۳٫ Judiciary and Parliament:
Prosecution of Corruption Cases
Iran’s judiciary and Parliament must not cover up corruption by high officials responsible for the governance of Iran’s oil and gas sector. All corruption cases in Iran should be prosecuted to the full extent of the law. The higher the official, the greater the breach of trust, the more grave the violation and the more important the need for complete investigation and accounting of the crimes. Yet, as charged by Ahmadinejad and others, the judiciary itself is corrupted, more often than not conducting investigations and trials with the intention of covering up rather than revealing grand corruption in the oil and gas sector.

F. Corruption by Design
۱٫ Corruption is Not Accidental
Corruption in the Islamic Republic is not accidental. It is structural and systematic-purposely and deliberately crafted to facilitate theft on a grand scale.

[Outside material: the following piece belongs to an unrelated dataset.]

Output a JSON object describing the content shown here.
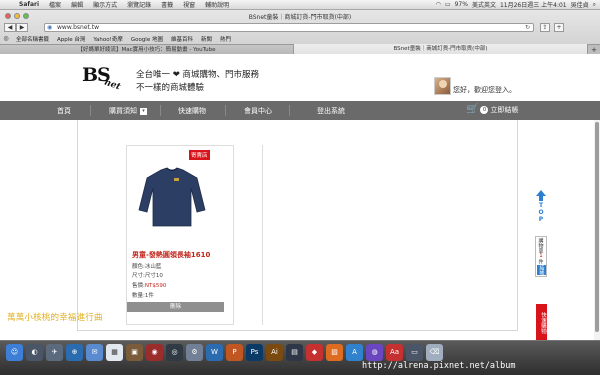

While the spoils from corruption allow the Islamic Republic to survive, effectively rewarding and unifying the thieves of state for the plunder of Iran’s resources and revenues, it punishes the Iranian people by exposing their culture, health, economy and security to untold harm.

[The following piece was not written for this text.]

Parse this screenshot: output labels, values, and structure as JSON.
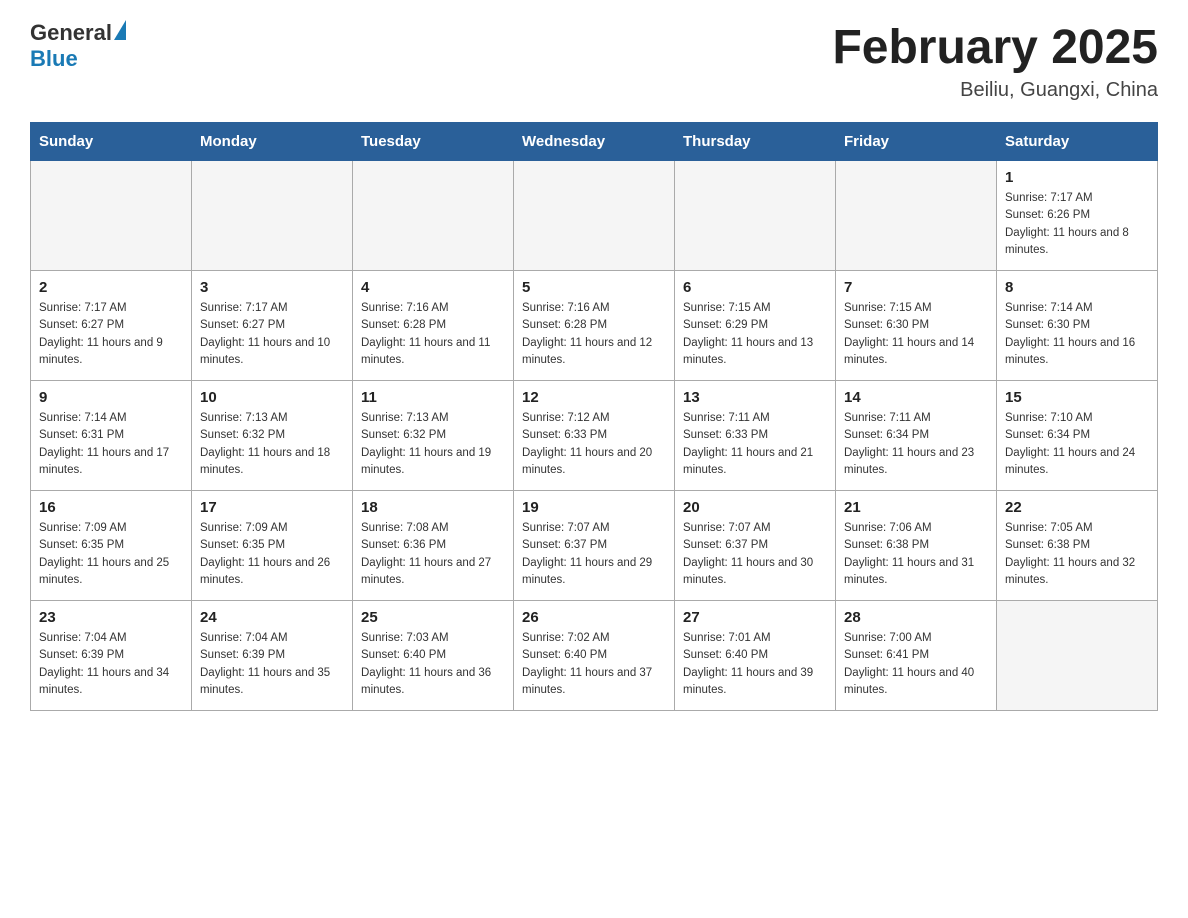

۲٫ Corruption is about Control
Corruption is an instrument of political and economic coercion and control-a rite of passage that separates insiders from outsiders. Bribery, extortion, kickbacks and embezzlement are not viewed as a violation of law or ethics, but as a necessary and integral part of Iran’s political and business culture. In such a system, without corruption, no one is secure in their property or person, and as such corruption is viewed as a necessity of life that guarantees survival, or, at the very least, prevents sabotage, extortion, confiscation and loss.

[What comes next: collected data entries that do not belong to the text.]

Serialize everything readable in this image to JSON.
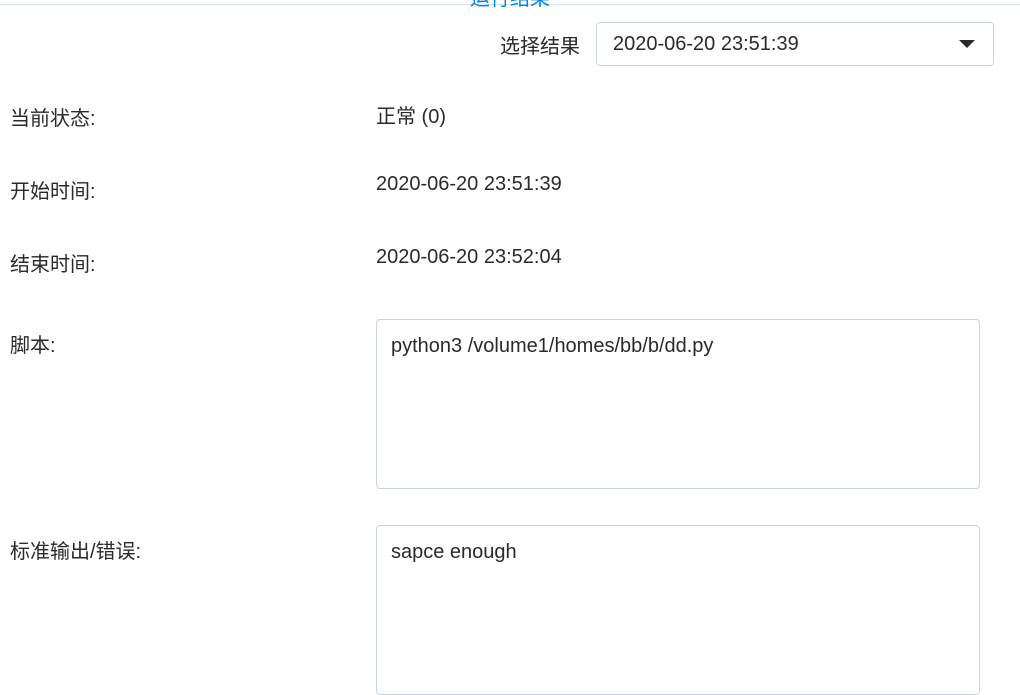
{
  "title": "运行结果",
  "selector": {
    "label": "选择结果",
    "selected": "2020-06-20 23:51:39"
  },
  "fields": {
    "status": {
      "label": "当前状态:",
      "value": "正常 (0)"
    },
    "start_time": {
      "label": "开始时间:",
      "value": "2020-06-20 23:51:39"
    },
    "end_time": {
      "label": "结束时间:",
      "value": "2020-06-20 23:52:04"
    },
    "script": {
      "label": "脚本:",
      "value": "python3 /volume1/homes/bb/b/dd.py"
    },
    "output": {
      "label": "标准输出/错误:",
      "value": "sapce enough"
    }
  }
}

۳٫ Corruption is Embedded in Politics and Business
Bribery, extortion, kickbacks and embezzlement have become integral and implicit parts of Iran’s political and business culture. Virtually all economic transactions are subject to corruption, with regime insiders, fixers and gatekeepers collecting tolls and demanding “sweets” in exchange for issuing licenses, permits, deeds, titles and other services.

۴٫ Corruption is Systemic
Corruption is actively promoted through governmental and administrative structures, effectively weakening the fabric of civil society by encouraging opportunism and protecting a culture of theft premised on the violation rather than the protection of individual and collective rights. It threatens the Iranian people’s sense of national identity and solidarity by eroding the foundations of their character, with the quality of relationships and sense of community severely diminished.

۵٫ Corruption Negates
Traditional Values
Future generations are forced to grow up in an environment in which traditional values that serve as the legal and moral foundation for investment, growth, stability and security are negated.
Values such as trust, integrity, dignity, empathy, compassion and solidarity give way to greed, avarice, theft and fraud, with bankruptcy and dishonor as the likely outcome.